The view from the top is getting clearer. The Business Intelligence companies that are relatively big and have strong appetite to digest acquisitions are either filling gaps in their product lines or expanding market share.
COGN makes Business Intelligence and Performance Management software and has over 23,000 clients worldwide. Cognos’ (NASDAQ: COGN) latest buy, Applix (NASDAQ: APLX) for $339 million, is one such market share expanding move, just as Nsite’s acquisition by Business Objects (NASDAQ: BOBJ) was triggered by a surge for on-demand BI with SaaS as a delivery model, otherwise known as Enterprise 3.0.
APLX is strong in financial performance management, and though it’s pricey (5.5 times revenue) compared to BOBJ’s Cartesis buy (2.4 times revenue), it surely must be a good fit as a niche product in COGN’s scheme of things.
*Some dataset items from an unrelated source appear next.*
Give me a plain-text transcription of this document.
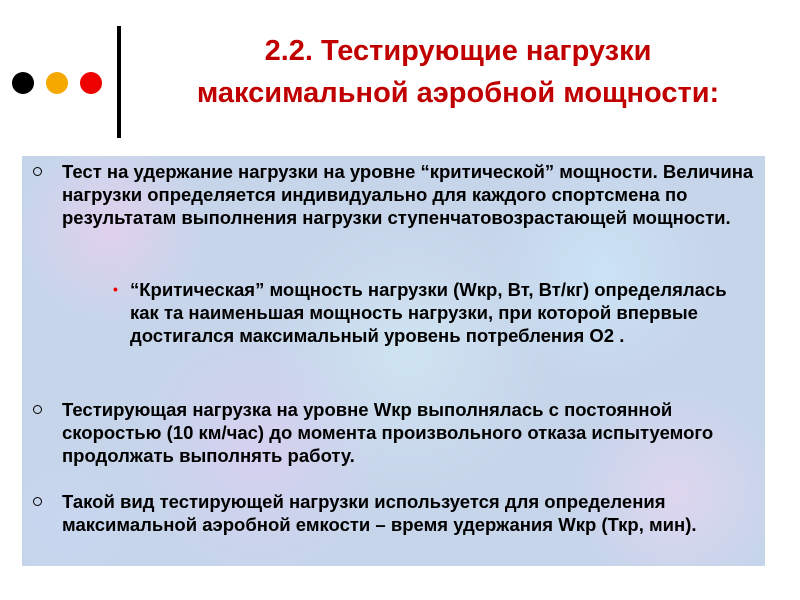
2.2. Тестирующие нагрузки
максимальной аэробной мощности:
Тест на удержание нагрузки на уровне “критической” мощности. Величина нагрузки определяется индивидуально для каждого спортсмена по результатам выполнения нагрузки ступенчатовозрастающей мощности.
• “Критическая” мощность нагрузки (Wкр, Вт, Вт/кг) определялась как та наименьшая мощность нагрузки, при которой впервые достигался максимальный уровень потребления О2 .
Тестирующая нагрузка на уровне Wкр выполнялась с постоянной скоростью (10 км/час) до момента произвольного отказа испытуемого продолжать выполнять работу.
Такой вид тестирующей нагрузки используется для определения максимальной аэробной емкости – время удержания Wкр (Ткр, мин).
Of course, it must have helped that APLX COO Michael A Morrison was an old COGN hand before 2004.
So why is the Business Intelligence buzz getting louder by the day?
BI is no longer a prized trophy to be showcased on company shelves. CIOs have come to understand that BI increases growth, cuts costs and improves the bottom line. Further, BI helps to review current performance, assess past performance and forecast the future.
The question is didn’t BI do all these earlier? Sure! But BI has long suffered from an expert-friendly positioning inside the enterprise, and have not seen strong adoption.
Enter On-Demand BI as a vehicle that attempts to bring “BI to the masses”. The hypothesis is, that this would increase adoption and make BI user-friendly. It also makes BI accessible to the Small-Medium Enterprises (SME), which I have said repeatedly, is a splendid, untapped market opportunity.
So where is Cognos’ SaaS strategy? They, somewhat reluctantly, joined the Salesforce.com AppExchange, but without a clear commitment to Enterprise 3.0. Perhaps they should acquire Lucidera to plug the gap, since the longer they sit out the SaaS game, the further they would fall behind. The worst would be if their targets end up in the lap of Oracle, cornering them out of an important market trend.
Nonetheless, COGN is widely expected to ride the same BI buoyancy that earlier propelled BOBJ’s Q2/07 growth. Its latest stock price ($41.07) at a P/E multiple of 29.73 seems to be trending towards the 52-week high of $45.30.
COGN’s Q2/07 results are due on Sep 27. Will it generate the same euphoria that BOBJ has created? Time will tell. If Cognos announced an On-Demand Business Intelligence acquisition, it would certainly get a bunch of upgrades from analysts who track the market and who know what they are talking about.